Innovation in the Stock Market: Exchanges and ATSs
Is something wrong with the structure of the stock market? Both industry participants and scholars have recently faulted the equity market for its lack of innovation. Economists at Harvard, Chicago, and elsewhere have argued that the continuous nature of modern trading bakes in a problematic arms race among high-frequency traders for speed. Stock exchanges process incoming instructions to trade in the order they arrive and as quickly as possible, which can mean in millionths of a second or less. The result, they argue, is a wasteful race for speed in order to trade first on public information. This race would be eliminated if continuous trading was replaced with discrete, periodic auctions (“frequent batched auctions”), say once per thousandth of a second. The market, these scholars also claim, will not fix itself because the nation’s stock exchanges lack robust incentives to appropriately innovate. (See, e.g., Budish, Lee & Shim, 2020).

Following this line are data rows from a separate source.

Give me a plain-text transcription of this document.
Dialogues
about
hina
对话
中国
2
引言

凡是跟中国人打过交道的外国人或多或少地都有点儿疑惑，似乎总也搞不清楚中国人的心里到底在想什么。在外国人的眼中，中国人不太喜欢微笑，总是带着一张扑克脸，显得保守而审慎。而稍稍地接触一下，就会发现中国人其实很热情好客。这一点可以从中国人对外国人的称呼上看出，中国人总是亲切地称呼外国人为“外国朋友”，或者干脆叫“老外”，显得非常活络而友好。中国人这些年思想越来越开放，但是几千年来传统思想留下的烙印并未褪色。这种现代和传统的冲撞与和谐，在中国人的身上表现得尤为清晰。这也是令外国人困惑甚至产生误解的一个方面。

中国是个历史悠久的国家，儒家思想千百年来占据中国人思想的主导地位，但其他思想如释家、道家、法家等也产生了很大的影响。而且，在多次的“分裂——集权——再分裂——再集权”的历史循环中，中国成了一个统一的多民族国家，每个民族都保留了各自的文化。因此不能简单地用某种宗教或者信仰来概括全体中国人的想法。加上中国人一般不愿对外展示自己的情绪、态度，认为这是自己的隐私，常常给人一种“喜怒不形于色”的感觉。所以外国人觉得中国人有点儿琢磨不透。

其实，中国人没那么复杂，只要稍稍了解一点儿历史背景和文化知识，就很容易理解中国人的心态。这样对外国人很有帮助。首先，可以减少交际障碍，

In a forthcoming paper, I start off with the fact that there are other important markets for trading stock besides the national stock exchanges. I argue that the innovation calculus for alternative trading systems (“ATSs”) differs markedly from exchanges. ATSs, like stock exchanges, are marketplaces in which traders interact to purchase and sell stock from one another. In fact, ATSs and exchanges often function very similarly, with the same trading mechanics, technology, and participants, and both satisfy the statutory definition of a stock exchange. The defining difference between them is that exchanges choose to register as self-regulatory organizations, with closer supervision by the Securities and Exchange Commission (“SEC”), while ATSs make use of an exemption from registration as exchanges to operate in a less regulated environment.